I am new to SPIN. I wonder if it makes sense to use it for the following purpose. Say I have the following class hierarchy:

ex:Vehicle
 ex:Car
   ex:Sedan

Some classes have the property owl:equivalenClass set to some value, for example:

ex:Vehicle
 owl:equivalentClass wd:MeanOfTransportation 
ex:Sedan
  owl:equivalentClass wd:Sedan 

In the case owl:equivalentClass is not set to a value, it should take the value of it's parent class. In the above example:

ex:Car
  owl:equivalentClass wd:MeanOfTransportation 

Can this be accomplished with SPIN, in my case using TopBraid?

Answer 1

It makes sense to use SPIN for these purposes, because SPIN inference engine is the only inference engine available in TopBraid Composer Free Edition.

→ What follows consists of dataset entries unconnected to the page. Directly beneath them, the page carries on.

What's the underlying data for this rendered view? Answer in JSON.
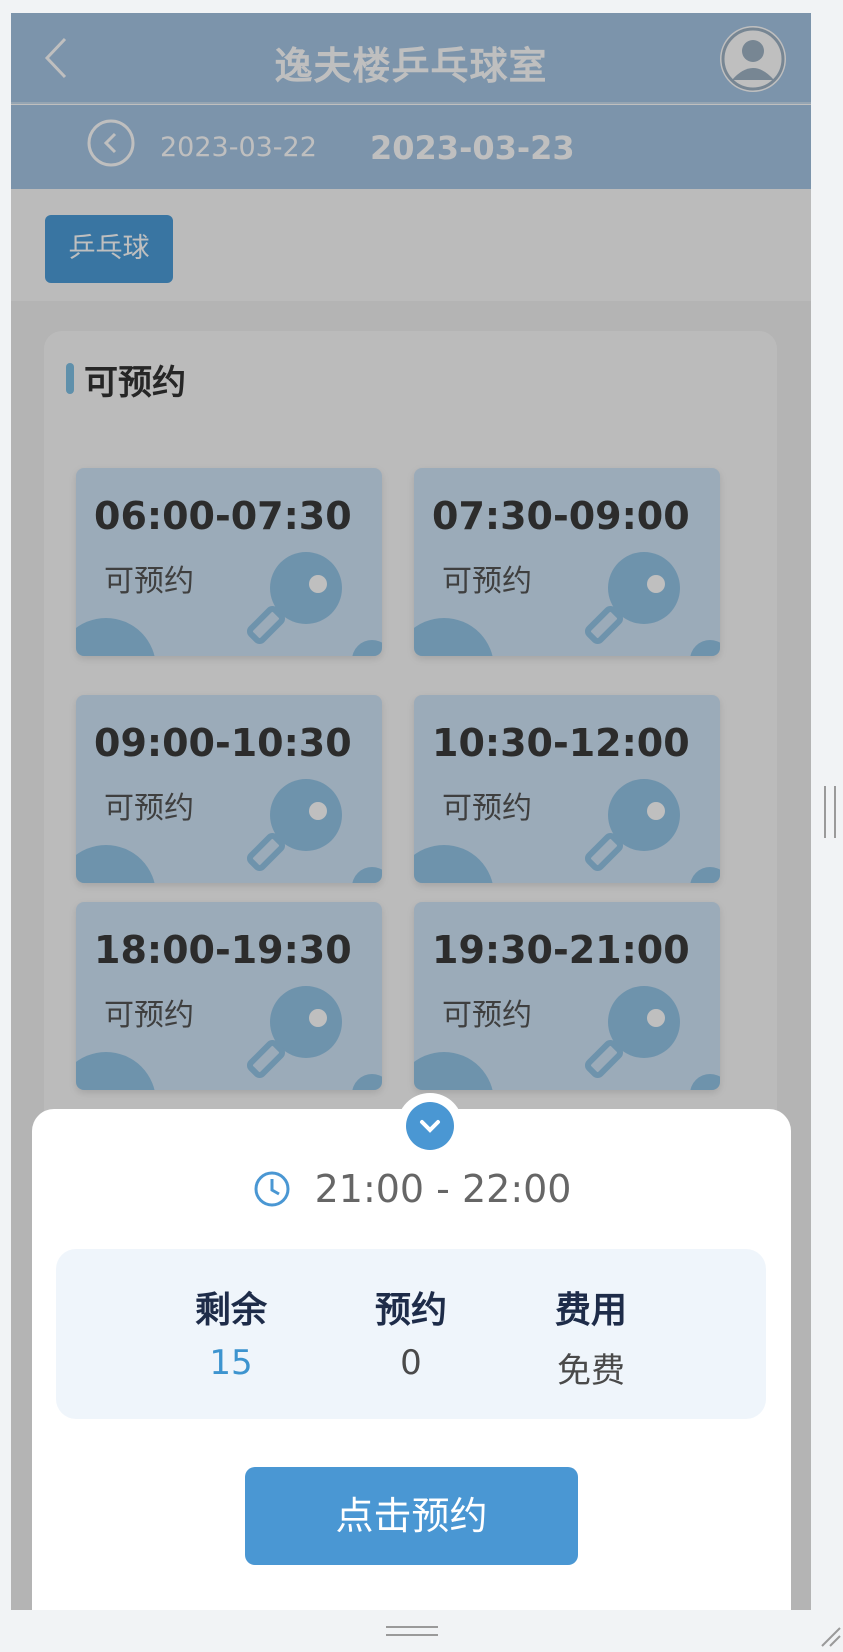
{
  "header": {
    "title": "逸夫楼乒乓球室"
  },
  "dates": {
    "previous": "2023-03-22",
    "current": "2023-03-23"
  },
  "category": {
    "label": "乒乓球"
  },
  "section": {
    "title": "可预约"
  },
  "slots": [
    {
      "time": "06:00-07:30",
      "status": "可预约"
    },
    {
      "time": "07:30-09:00",
      "status": "可预约"
    },
    {
      "time": "09:00-10:30",
      "status": "可预约"
    },
    {
      "time": "10:30-12:00",
      "status": "可预约"
    },
    {
      "time": "18:00-19:30",
      "status": "可预约"
    },
    {
      "time": "19:30-21:00",
      "status": "可预约"
    }
  ],
  "sheet": {
    "time_range": "21:00 - 22:00",
    "stats": {
      "remaining_label": "剩余",
      "remaining_value": "15",
      "booked_label": "预约",
      "booked_value": "0",
      "fee_label": "费用",
      "fee_value": "免费"
    },
    "book_button": "点击预约"
  },
  "colors": {
    "header_bg": "#a6c6e4",
    "accent": "#4a97d3",
    "slot_bg": "#cfe5f7"
  },
  "icons": [
    "back-icon",
    "avatar-icon",
    "chevron-left-circle-icon",
    "ping-pong-paddle-icon",
    "clock-icon",
    "chevron-down-icon"
  ]
}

In other TopBraid Composer editions, the appropiateness, as well as the result obtained, may vary depending on your inferencing configuration (Inferences > Configure Inferencing).

The rule is:

rdfs:Class spin:rule [
    rdf:type sp:Construct ;
    sp:text """
    CONSTRUCT {
        ?this owl:equivalentClass ?equivalentClass .
    }
    WHERE {
        ?this rdfs:subClassOf ?superClass .
        ?superClass owl:equivalentClass|^owl:equivalentClass ?equivalentClass .
        FILTER NOT EXISTS {
            ?this owl:equivalentClass|^owl:equivalentClass [] .
        } 
    } """ 
] .

Please note that this SPIN rule is attached to rdfs:Class : a class that instances all these ex:Car, ex:Vehicle are. ?this is a special variable that refers to the "current" instance of this class.

It seems that the spl:InferDefaultValue SPIN template can not be used in your case, because spl:InferDefaultValue doesn't accept SPARQL variables as its spl:defaultValue argument.